Я решил с ней заговорить. Я не размышлял. Решение пришло само. Мне непременно надо с ней поговорить, открыть ей…

Пакетик с ветчиной, который я держал в руке, стал совсем холодный – видимо, из-за пергаментной бумаги. Во рту будто замазка от ломтика кровяной колбасы, которой, как обычно, угостила меня колбасница.

Мадам Рамбюр купила кочешок цветной капусты и четвертушку кружка древней колбасы, висевшей над вазой с карамельками на витрине. Потом долго шарила в портмоне с тем сокрушенным видом, с каким бедняки в лавках расстаются с каждой монеткой.

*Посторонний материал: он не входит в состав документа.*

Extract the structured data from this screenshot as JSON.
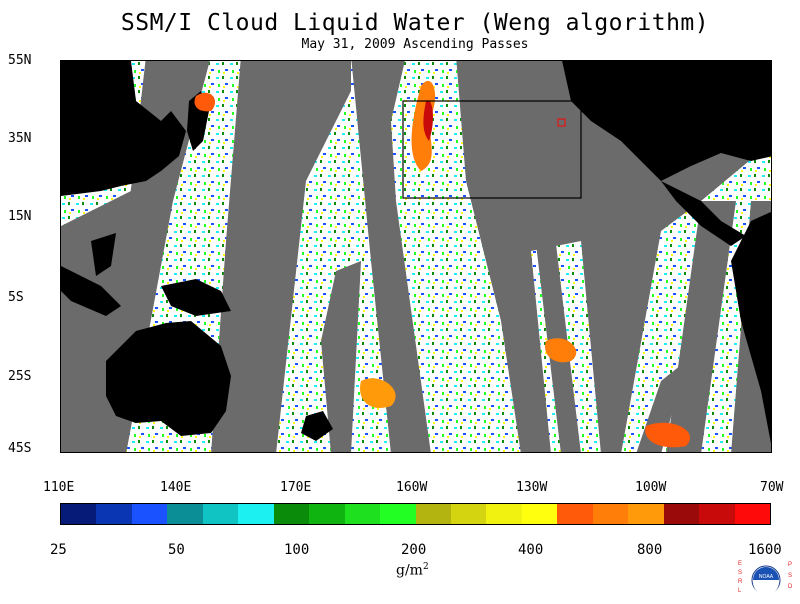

Звякнул дверной колокольчик. Я задрожал. На улице вроде бы никого… Рядом мастерская бондаря, где витрину заменяли широкие ворота, а по другую сторону – кузница.

– Ма…д…

Я до того оробел, что не мог продолжать. Слова не шли с языка. Я страдал. Но мне во что бы то ни стало хотелось ей сказать, сказать, что…

– Мадам…

Что она подумала, увидев мальчонку с белым пакетиком в руке, вытянувшегося перед ней на своих ножках-спичках с голыми коленками? Право, не знаю.

Она уставилась на меня, торопливо огляделась по сторонам, словно заподозрив западню, и внезапно, все ускоряя шаг, направилась домой, сжимая сумку с продуктами обеими руками.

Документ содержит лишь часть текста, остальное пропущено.